| January 15, 1967 • Los Angeles Memorial Coliseum • Los Angeles, CA • CBS and NBC • 1:15 p.m. PST
|Super Bowl I|
|Date||January 15, 1967|
|Stadium||Los Angeles Memorial Coliseum|
|MVP||Bart Starr, Quarterback|
|Favorite||Packers by 14|
|National anthem||University of Arizona and University of Michigan Bands|
|Coin toss||Norm Schachter|
|Halftime show||University of Arizona and University of Michigan Bands|
|TV in the United States|
|Network||CBS and NBC|
|Announcers||CBS: Ray Scott, Jack Whitaker and Frank Gifford|
NBC: Curt Gowdy and Paul Christman
|Nielsen Ratings||CBS: 22.6|
(est. 26.75 million viewers)
(est. 24.43 million viewers)
(Total: 51.18 million viewers)
|Market share||CBS: 43|
|Cost of 30-second commercial||$42,000 (Both CBS and NBC)|
The first AFL-NFL World Championship Game in professional American football, later to be known as Super Bowl I, was played on January 15, 1967 at the Los Angeles Memorial Coliseum in Los Angeles, California.
The National Football League (NFL) champion Green Bay Packers (12-2) scored 3 second-half touchdowns en route to a 35–10 win over the American Football League (AFL) champion Kansas City Chiefs (11-2-1).
Green Bay quarterback Bart Starr earned the first Super Bowl MVP in NFL history by throwing 16 of 23 for 250 yards and two touchdowns, with 1 interception.
Summary[edit | edit source]
The Green Bay Packers opened the Super Bowl series by defeating the AFL champion Chiefs behind the passing of Bart Starr, the receiving of Max McGee, and a key interception by all-pro safety Willie Wood.
Green Bay broke open the game with three second-half touchdowns, the first of which was set up by Wood's 50-yard return of an interception.

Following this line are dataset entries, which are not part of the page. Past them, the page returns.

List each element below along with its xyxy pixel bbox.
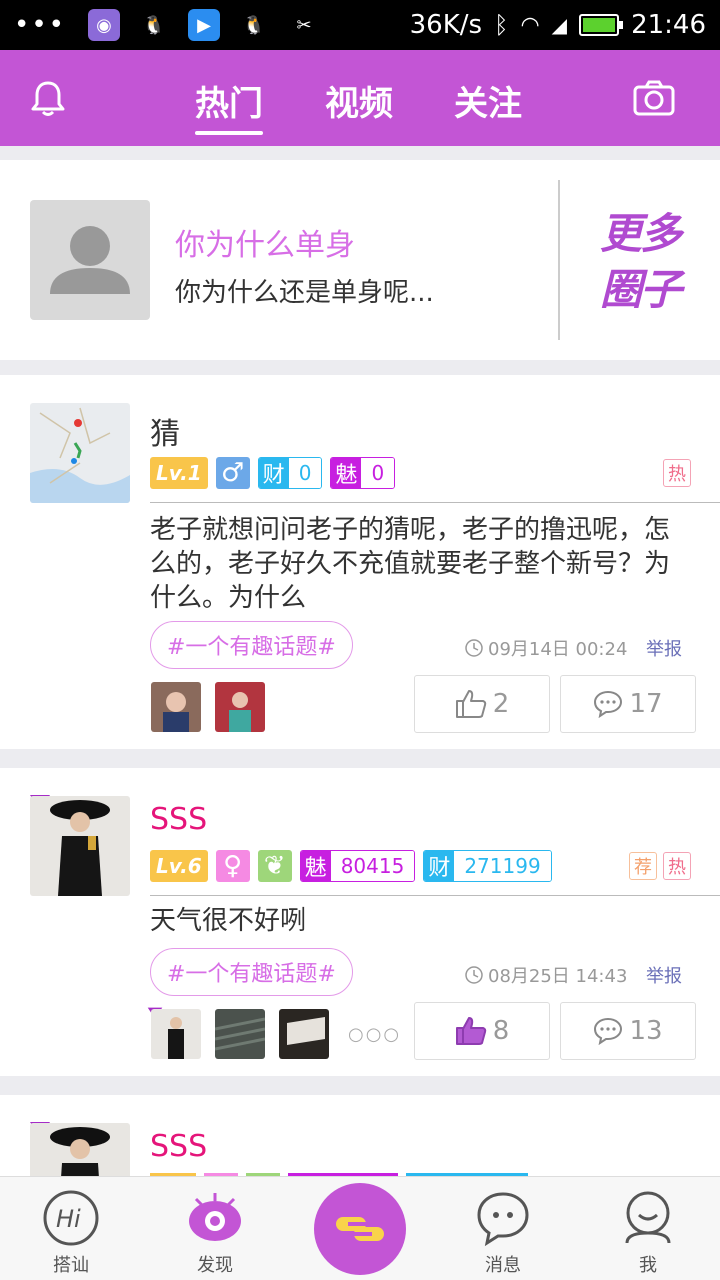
comment-icon <box>594 1017 623 1045</box>
username[interactable]: SSS <box>150 802 207 837</box>
hi-icon: Hi <box>43 1190 99 1246</box>
status-bar: ••• ◉ 🐧 ▶ 🐧 ✂ 36K/s ᛒ ◠ ◢ 21:46 <box>0 0 720 50</box>
comment-icon <box>594 690 623 718</box>
profile-icon <box>625 1191 671 1244</box>
qq-icon-2: 🐧 <box>238 9 271 41</box>
like-button[interactable]: 8 <box>414 1002 550 1060</box>
liker-avatar[interactable] <box>151 682 201 732</box>
post-time: 09月14日 00:24 <box>464 635 627 661</box>
clock: 21:46 <box>631 10 706 40</box>
username[interactable]: 猜 <box>150 409 180 453</box>
battery-icon <box>579 14 624 36</box>
svg-text:Hi: Hi <box>56 1205 81 1233</box>
thumbs-up-icon <box>455 1017 486 1045</box>
tab-video[interactable]: 视频 <box>325 76 393 125</box>
tab-me[interactable]: 我 <box>603 1189 693 1277</box>
like-count: 2 <box>492 689 510 719</box>
liker-avatar[interactable] <box>215 682 265 732</box>
link-icon <box>336 1217 384 1241</box>
username[interactable]: SSS <box>150 1129 207 1164</box>
tab-hot[interactable]: 热门 <box>195 76 263 135</box>
eye-icon <box>189 1193 241 1241</box>
post-text: 天气很不好咧 <box>150 906 307 936</box>
more-line-1: 更多 <box>599 209 682 258</box>
post-card[interactable]: SSS Lv.6 ♀ ❦ 魅 80415 财 271199 荐 热 天气很不好咧 #… <box>0 768 720 1076</box>
leaf-icon: ❦ <box>257 850 292 882</box>
bluetooth-icon: ᛒ <box>494 11 509 39</box>
hot-tag: 热 <box>663 852 691 880</box>
tab-discover[interactable]: 发现 <box>170 1189 260 1277</box>
liker-avatar[interactable] <box>279 1009 329 1059</box>
comment-count: 17 <box>629 689 663 719</box>
signal-icon: ◢ <box>551 13 568 37</box>
badge-row: Lv.1 ♂ 财0 魅0 <box>150 457 396 489</box>
post-card[interactable]: 猜 Lv.1 ♂ 财0 魅0 热 老子就想问问老子的猜呢，老子的撸迅呢，怎么的，… <box>0 375 720 749</box>
divider <box>150 895 720 896</box>
banner-title: 你为什么单身 <box>175 228 355 263</box>
post-card[interactable]: SSS <box>0 1095 720 1176</box>
top-nav: 热门 视频 关注 <box>0 50 720 146</box>
topic-tag[interactable]: #一个有趣话题# <box>150 948 353 996</box>
post-tags: 荐 热 <box>629 852 691 880</box>
play-icon: ▶ <box>188 9 221 41</box>
user-avatar[interactable] <box>30 1123 130 1176</box>
liker-avatar[interactable] <box>151 1009 201 1059</box>
bell-icon[interactable] <box>28 78 68 118</box>
user-avatar[interactable] <box>30 796 130 896</box>
post-tags: 热 <box>663 459 691 487</box>
wifi-icon: ◠ <box>520 12 540 38</box>
more-circles-button[interactable]: 更多 圈子 <box>578 206 702 318</box>
tab-chat-up[interactable]: Hi 搭讪 <box>26 1189 116 1277</box>
post-time: 08月25日 14:43 <box>464 962 627 988</box>
more-line-2: 圈子 <box>599 265 682 314</box>
wealth-badge: 财 271199 <box>423 850 552 882</box>
divider <box>150 502 720 503</box>
like-count: 8 <box>492 1016 510 1046</box>
map-avatar[interactable] <box>30 403 130 503</box>
female-icon: ♀ <box>215 850 250 882</box>
match-button[interactable] <box>314 1183 406 1275</box>
comment-button[interactable]: 17 <box>560 675 696 733</box>
comment-count: 13 <box>629 1016 663 1046</box>
post-text: 老子就想问问老子的猜呢，老子的撸迅呢，怎么的，老子好久不充值就要老子整个新号？为… <box>150 515 671 613</box>
banner-desc: 你为什么还是单身呢... <box>175 278 434 308</box>
recommend-tag: 荐 <box>629 852 657 880</box>
male-icon: ♂ <box>215 457 250 489</box>
like-button[interactable]: 2 <box>414 675 550 733</box>
charm-badge: 魅0 <box>330 457 396 489</box>
liker-avatar[interactable] <box>215 1009 265 1059</box>
charm-badge: 魅 80415 <box>299 850 416 882</box>
comment-button[interactable]: 13 <box>560 1002 696 1060</box>
tool-icon: ✂ <box>288 9 321 41</box>
network-speed: 36K/s <box>409 10 483 40</box>
default-avatar <box>30 200 150 320</box>
tab-follow[interactable]: 关注 <box>454 76 522 125</box>
camera-icon[interactable] <box>632 78 676 118</box>
chat-icon <box>477 1192 529 1247</box>
qq-icon: 🐧 <box>138 9 171 41</box>
more-likers-icon[interactable]: ○○○ <box>348 1024 401 1045</box>
bottom-tabbar: Hi 搭讪 发现 消息 我 <box>0 1176 720 1280</box>
clock-icon <box>465 966 483 984</box>
circle-banner[interactable]: 你为什么单身 你为什么还是单身呢... 更多 圈子 <box>0 160 720 360</box>
divider <box>558 180 560 340</box>
level-badge: Lv.6 <box>150 850 208 882</box>
level-badge: Lv.1 <box>150 457 208 489</box>
topic-tag[interactable]: #一个有趣话题# <box>150 621 353 669</box>
report-link[interactable]: 举报 <box>646 635 682 661</box>
hot-tag: 热 <box>663 459 691 487</box>
report-link[interactable]: 举报 <box>646 962 682 988</box>
app-notification-icon: ◉ <box>88 9 121 41</box>
wealth-badge: 财0 <box>257 457 323 489</box>
notification-dots: ••• <box>14 10 67 40</box>
thumbs-up-icon <box>455 690 486 718</box>
tab-messages[interactable]: 消息 <box>458 1189 548 1277</box>
badge-row: Lv.6 ♀ ❦ 魅 80415 财 271199 <box>150 850 552 882</box>
clock-icon <box>465 639 483 657</box>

McGee, filling in for ailing Boyd Dowler after having caught only four passes all season, caught seven from Starr for 138 yards and two touchdowns. Elijah Pitts ran for two other scores. The Chiefs' 10 points came in the second quarter, the only touchdown on a 7-yard pass from Len Dawson to Curtis McClinton. Starr completed 16 of 23 passes for 250 yards and two touchdowns and was chosen the most valuable player. The Packers collected $15,000 per man and the Chiefs $7,500-at the time, the largest single-game shares in the history of team sports.
The making of the Super Bowl[edit | edit source]
One day Lamar Hunt, architect of the AFL and owner of the Kansas City Chiefs, came across his daughter's Super Ball and was given the inspiration for the name of the championship game between the upstart American Football League and the old-guard National Football League.
"Why not," he wondered, "call our championship game the Super Bowl?"
The name caught on quickly and thus, an American tradition was born.
The first of these "Super" contests pitted Vince Lombardi's Green Bay Packers (13-2) against Hank Stram's Chiefs (12-2-1) and was played before 61,946 fans in Los Angeles' 93,000-seat Memorial Coliseum. The television audience for this game is estimated to have been approximately 60 million viewers.
The game itself featured an unlikely hero in Green Bay wide receiver Max McGee. McGee was strictly a backup and did not receive much playing time. In fact, in 14 games during the 1966 season he had caught only four passes for 91 yards.
Legend has it that Max had spent most of the previous night out on the town and was in no shape to play football, especially in a championship game. But he felt safe in knowing the only way he would get into the game was if Boyd Dowler got hurt.
McGee was later quoted as saying, "I waddled in about 7:30 in the morning and I could barely stand up for the kickoff. On the bench Paul (Hornung) kept needling me, 'What would you do if you had to play?' And I said, 'No way, there's no way I could make it.'"
But Dowler did get hurt early in the game and McGee was suddenly thrust into a game he had no business being in.
Just moments after entering the game though, he caught a 37-yard touchdown pass from Bart Starr to cap off an 80-yard drive that gave the Packers an early lead. On the day, McGee caught seven passes for 138 yards and two touchdowns as the Packers went on to win the first Super Bowl, 35-10.
Each player on the Packers received a $15,000 bonus for winning the game, while members of the Chiefs earned $7,500. A one-minute television commercial sold for $75,000 to $85,000; pocket change compared to the millions spent on air time now. The national anthem was played by the marching bands of the universities of Arizona and Michigan.